It's disconcerting not to mention a bit nauseating to ride backwards. In a Metro train for example. I did it twice yesterday. The only people I ever knew who had eyes in the back of their heads were the Sisters of Christian Charity who taught me during my grade school years at Saint Boniface parish growing up in Williamsport. They could tell what I was doing even when they were writing on the chalk board with their backs to the class. Writing with perfect penmanship I might add. Those Sisters would be designed and quite able to ride backwards. But not me. And not most other people.
We just have eyes in the front. Facing squarely and dually ahead to give us that colorful, stereoscopic vision that vaulted the small, prehistoric, tree-dwelling mammals into the future of humanity.
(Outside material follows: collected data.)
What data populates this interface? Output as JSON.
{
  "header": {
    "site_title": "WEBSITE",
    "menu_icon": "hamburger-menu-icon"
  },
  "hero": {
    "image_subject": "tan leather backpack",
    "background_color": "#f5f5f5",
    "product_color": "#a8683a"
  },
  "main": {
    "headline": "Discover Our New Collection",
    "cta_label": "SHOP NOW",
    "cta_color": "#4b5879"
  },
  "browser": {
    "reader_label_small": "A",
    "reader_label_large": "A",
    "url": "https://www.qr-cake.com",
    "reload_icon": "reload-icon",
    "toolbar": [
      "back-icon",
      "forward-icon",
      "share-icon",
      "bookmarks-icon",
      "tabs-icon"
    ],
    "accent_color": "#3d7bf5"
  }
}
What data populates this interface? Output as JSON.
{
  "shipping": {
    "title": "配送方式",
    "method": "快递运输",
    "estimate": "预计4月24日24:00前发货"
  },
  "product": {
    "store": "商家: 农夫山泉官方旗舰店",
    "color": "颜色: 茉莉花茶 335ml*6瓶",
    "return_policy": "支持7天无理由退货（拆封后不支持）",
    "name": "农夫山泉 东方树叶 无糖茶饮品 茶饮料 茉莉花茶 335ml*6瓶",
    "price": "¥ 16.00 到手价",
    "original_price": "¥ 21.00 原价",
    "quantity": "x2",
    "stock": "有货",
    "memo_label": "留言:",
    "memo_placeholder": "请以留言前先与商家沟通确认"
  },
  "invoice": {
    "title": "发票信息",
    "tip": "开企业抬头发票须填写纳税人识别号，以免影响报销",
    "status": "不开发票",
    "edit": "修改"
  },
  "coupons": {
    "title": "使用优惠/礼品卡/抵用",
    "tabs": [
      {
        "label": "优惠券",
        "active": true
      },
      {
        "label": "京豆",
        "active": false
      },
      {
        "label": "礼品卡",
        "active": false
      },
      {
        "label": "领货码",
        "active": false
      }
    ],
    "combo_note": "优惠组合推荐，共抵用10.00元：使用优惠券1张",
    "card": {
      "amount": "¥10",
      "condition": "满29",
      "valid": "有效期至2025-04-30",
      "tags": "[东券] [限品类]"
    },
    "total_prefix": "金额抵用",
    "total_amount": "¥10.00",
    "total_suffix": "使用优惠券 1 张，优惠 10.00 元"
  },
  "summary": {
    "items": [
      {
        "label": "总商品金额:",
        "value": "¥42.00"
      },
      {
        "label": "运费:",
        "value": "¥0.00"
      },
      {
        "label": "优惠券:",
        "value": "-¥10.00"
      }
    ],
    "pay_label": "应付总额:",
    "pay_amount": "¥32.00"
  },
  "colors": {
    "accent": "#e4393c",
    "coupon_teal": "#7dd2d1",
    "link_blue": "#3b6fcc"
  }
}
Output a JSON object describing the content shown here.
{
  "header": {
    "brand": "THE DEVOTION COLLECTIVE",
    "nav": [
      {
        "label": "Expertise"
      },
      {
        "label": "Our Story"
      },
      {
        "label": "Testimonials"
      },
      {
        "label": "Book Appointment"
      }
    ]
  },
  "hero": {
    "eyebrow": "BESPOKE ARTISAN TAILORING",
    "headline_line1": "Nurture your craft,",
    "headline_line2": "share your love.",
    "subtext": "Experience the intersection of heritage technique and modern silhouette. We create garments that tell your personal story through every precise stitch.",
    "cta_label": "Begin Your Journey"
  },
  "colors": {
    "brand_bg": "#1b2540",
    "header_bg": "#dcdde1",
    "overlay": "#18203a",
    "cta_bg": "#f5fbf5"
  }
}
We evolved to be looking ahead. Toward what's coming. Not with our backs to the future. But focussed ahead. Clearly on the future.
That's why it doesn't work when I ride backwards on the Metro train. I'm facing what's been left behind, watching the present blur quickly by as it passes on the right and left. With little clue of what lies ahead.
This morning on our walk Kooper and I sniffed our way south down Washington Street. Into a mild southerly wind that will bring a bit of warmth and thaw into our future, out of a past few weeks that have been a decidedly chilly. Could spring be far behind?